Tuesday, August 23, 2011

My New Mantra?


Will I return?

Where have all the North Indian restaurants gone too? When I was 13 to 24, there seemed to be a North Indian restaurant in every suburb. In Bangsar alone, there were two in Lucky Garden, one on the main Telawi strip. 

I cut my teeth on the lovely creamy tastes of the North, with what I now always associate as comfort food – boneless chunks of tender meat swimming in rich, vivid orange gravy; glops of green spinach pulverized with mint and spices, with cubes of paneer playing peek-a-boo. 
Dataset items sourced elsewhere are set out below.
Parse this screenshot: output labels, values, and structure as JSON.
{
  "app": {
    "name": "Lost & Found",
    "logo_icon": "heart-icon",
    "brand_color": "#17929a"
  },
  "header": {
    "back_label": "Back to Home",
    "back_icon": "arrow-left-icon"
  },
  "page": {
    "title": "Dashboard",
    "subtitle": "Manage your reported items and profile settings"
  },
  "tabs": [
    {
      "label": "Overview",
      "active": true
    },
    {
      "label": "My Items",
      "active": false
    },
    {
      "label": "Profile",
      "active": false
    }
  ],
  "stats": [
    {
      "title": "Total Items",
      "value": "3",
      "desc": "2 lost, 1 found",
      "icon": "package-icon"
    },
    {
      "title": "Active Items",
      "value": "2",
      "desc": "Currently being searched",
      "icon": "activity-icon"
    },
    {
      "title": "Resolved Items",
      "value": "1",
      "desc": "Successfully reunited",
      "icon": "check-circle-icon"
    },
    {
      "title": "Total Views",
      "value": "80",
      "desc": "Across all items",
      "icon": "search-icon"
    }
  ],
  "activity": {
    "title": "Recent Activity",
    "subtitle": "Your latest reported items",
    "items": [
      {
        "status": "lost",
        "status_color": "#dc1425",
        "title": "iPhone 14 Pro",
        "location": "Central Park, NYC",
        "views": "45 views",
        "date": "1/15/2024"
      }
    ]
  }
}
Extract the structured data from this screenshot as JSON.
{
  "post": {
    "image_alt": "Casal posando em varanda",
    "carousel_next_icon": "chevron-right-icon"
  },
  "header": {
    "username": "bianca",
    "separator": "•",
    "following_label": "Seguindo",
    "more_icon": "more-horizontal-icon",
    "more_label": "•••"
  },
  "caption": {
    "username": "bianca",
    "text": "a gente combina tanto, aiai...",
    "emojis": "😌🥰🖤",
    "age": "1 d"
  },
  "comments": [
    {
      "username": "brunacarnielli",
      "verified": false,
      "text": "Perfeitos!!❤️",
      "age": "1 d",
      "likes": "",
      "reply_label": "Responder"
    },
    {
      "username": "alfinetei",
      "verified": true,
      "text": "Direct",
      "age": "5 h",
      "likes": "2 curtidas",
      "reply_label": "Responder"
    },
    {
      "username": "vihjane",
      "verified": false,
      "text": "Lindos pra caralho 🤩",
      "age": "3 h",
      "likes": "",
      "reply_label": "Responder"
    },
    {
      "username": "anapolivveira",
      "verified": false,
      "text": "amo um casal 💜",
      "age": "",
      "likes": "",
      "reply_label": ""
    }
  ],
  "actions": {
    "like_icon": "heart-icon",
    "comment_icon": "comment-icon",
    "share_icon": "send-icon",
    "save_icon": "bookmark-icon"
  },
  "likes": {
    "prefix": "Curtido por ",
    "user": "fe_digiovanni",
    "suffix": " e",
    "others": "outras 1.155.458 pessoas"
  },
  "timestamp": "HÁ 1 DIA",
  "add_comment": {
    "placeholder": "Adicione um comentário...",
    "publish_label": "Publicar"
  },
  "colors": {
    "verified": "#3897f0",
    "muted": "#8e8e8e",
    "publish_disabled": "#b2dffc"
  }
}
However, after the decade of The Bangles and Omar Khayyam on Jalan TAR when it used to be completely normal for a family to drive into the city for dinner; and then the decade of Pakeeza and D’Tandoor and for a while, Saffron in Hartamas, the curtain seemed to come down on this cuisine. Crown Princess lost its fine dining Northern Indian restaurant, D’Tandoor closed down.  There was nowhere to go for this kind of food! I have been so hard up I have eaten at the mamak for the taste of tandoor and naan! 

I had one so-so experience at Namaste in Taman Tun Dr Ismail, but the service was so bad that I never went back. 

I was really hard up when I saw Mantra in Sunway Pyramid. I did not really want such a huge meal. But how could I pass up a chance at some Northern comfort? 
Not quite the traditional Indian restaurant!
Mantra's interior.


I tell you, I was so so so hard pressed to keep my ordering to a minimum. It’s a pain to eat as a duo because you just cannot eat all that much. Not even if you have my pit of a stomach.
So I restrained myself and kept to the favourites. I was not very pleased that Mantra served both Western and NI cuisine. I mean, who wants to eat chicken stuffed with mozzarella at an Indian restaurant? 

I truly have bought into the idea that if you’re going to be a food expert, you should know what you’re talking about. Why review sea urchin if you’ve only eaten it once in your life? 
Mantra Platter.

So, I ordered things I knew and could judge from a semi-professional stand point. My starter (why on earth they were on a page headed TAPAS was beyond me!)was the Mantra Platter which is a combination of chicken malai tikka, tandoori salmon and tandoori leg of lamb. RM28.90 gave us overdone fish, tender chicken and gamey if passable soft lamb. Nothing outstanding, but I so missed the orange crust of tandoori anything, that it still seemed to be an old friend (an old friend who visits for too long and leaves talcum powder footprints on the stairs, but still worthy of some semblance of enthusiasm). 
It looks evil, but I love my palak paneer!

I just had to order the palak paneer. It was the first thing I looked for. To me, it’s the best way to eat spinach. It’s probably completely leeched of any vitamins, but oh, it is comfort and it is beautiful, in all its gloopy glory. If tandoori is an old friend, palak paneer is the lover you never quite gave up. It lacked a certain something, but for memory’s sake, it was worth ever sen of the RM15.90, even if ginger was slightly more present than I like it to be in the coriander, garlic and mustard oil blend. 
The rich and saucy butter chicken!

The RM18.90 butter chicken was tender, and orange and rich, just as I love it. Which was such a relief.  The plain briyani was served in a copper pot, and at RM8.90 was really delicious. Fluffy, rich, spice scented basmati was just a joy to eat and it could have been a meal in itself, so fragrant and wholesome, it was. 
Pots of flavour in this briyani!

Bread enough for a lot more than two!

My breads did not fare as well – possibly because there were just two of us and quite a bit of plain, butter, cheese and garlic naan, not to mention some other rotis. At RM16, it could have easily fed four. They were good breads, but they needed to be eaten quickly, before the air conditioning turned them into rubber mats. 

There was a list of cutesy mocktails, but I don’t think I wanted to load empty calories into my trunk, with the kind of food I had to go through already. So I just chuckled at Sun Of A Peach (peach nectar, pineapple juice, orange and a squeeze of lime, RM11.90) and Beach Blanked (not MY typo) Bingo (cranberry and grapefruit juice topped with club soda and ice cubes). 

The view from Mantra.
All things considered Mantra’s food is pretty good. I have issues with the Nasi Goreng on the menu, but I guess in the cut-throat mall food business, one has to offer as wide a breadth of food options. The plus point of the meal was that our table overlooked Sunway Lagoon, which just happened to be either closed or under maintenance. I rather enjoyed gazing down on all that still water after stuffing my maw with so much god stuff.